なぜ日本には、複数の競技をするアスリートがいないのか?(写真は昨年の全日中で中学最速スプリンターになったが、高校では野球の道を選んだ五十幡亮汰。写真:北村大樹/アフロスポーツ

春は「出会い」の季節であり、同時に「別れ」のシーズンだ。それは人間関係だけではなく、スポーツも同じ。毎日のように汗を流した“あの場所”と決別する日がやってくる。この春、15歳の有能なアスリートがひとつの選択を迫られた。昨年の全日本中学陸上競技選手権大会(以下、全日中)で100mと200mを制した五十幡亮汰だ。

陸上界で注目を集めた“中学最速スプリンター”は、別のスポーツを選ぶ。それは野球だった。五十幡は地元埼玉を離れて、春のセンバツ甲子園で、初のベスト4に進出した佐野日大(栃木)に進学した。

五十幡は東京神宮シニアに所属していた野球少年で、シニアリーグの選手にはよくあるパターンで、中学時代を過ごしてきた。通っていた中学にも野球部はあるが、軟式ということもあり、学校での部活では陸上部を選択。平日は学校の陸上部でトレーニングをして、土日にシニアの練習で野球センスを磨いてきた。

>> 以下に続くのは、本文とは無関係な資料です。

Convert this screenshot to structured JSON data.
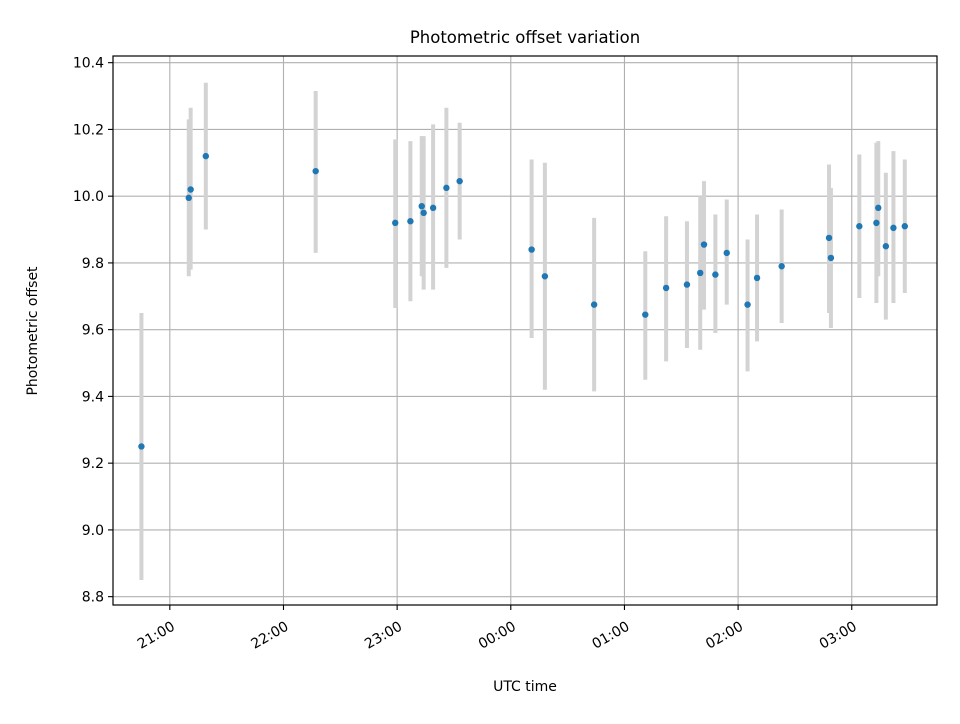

これだけではどこの中学校にもいる野球少年にすぎないが、昨年の夏休み、五十幡は“マルチアスリート”の能力を発揮した。野球では8月2~6日の日本選手権で準優勝。8月10~14日のジャイアンツカップ(全国大会)でも3位に入り、チームの「1番・センター」として大活躍した。陸上では、8月20~22日に行われた全日中で100mと200mを制して、スプリント2冠を達成したのだ。

筆者が五十幡を取材したのは全日中のとき。野球少年という情報を得ていたために、カラダの出来上がった選手かなと勝手に想像していたが、まったく違っていた。中長距離選手のようにスリムな体型で、スタートからの加速がすばらしかった。そして、実際に話を聞いてみると、五十幡が速く走る“技術”を知っていること、その“修正能力”に驚かされた。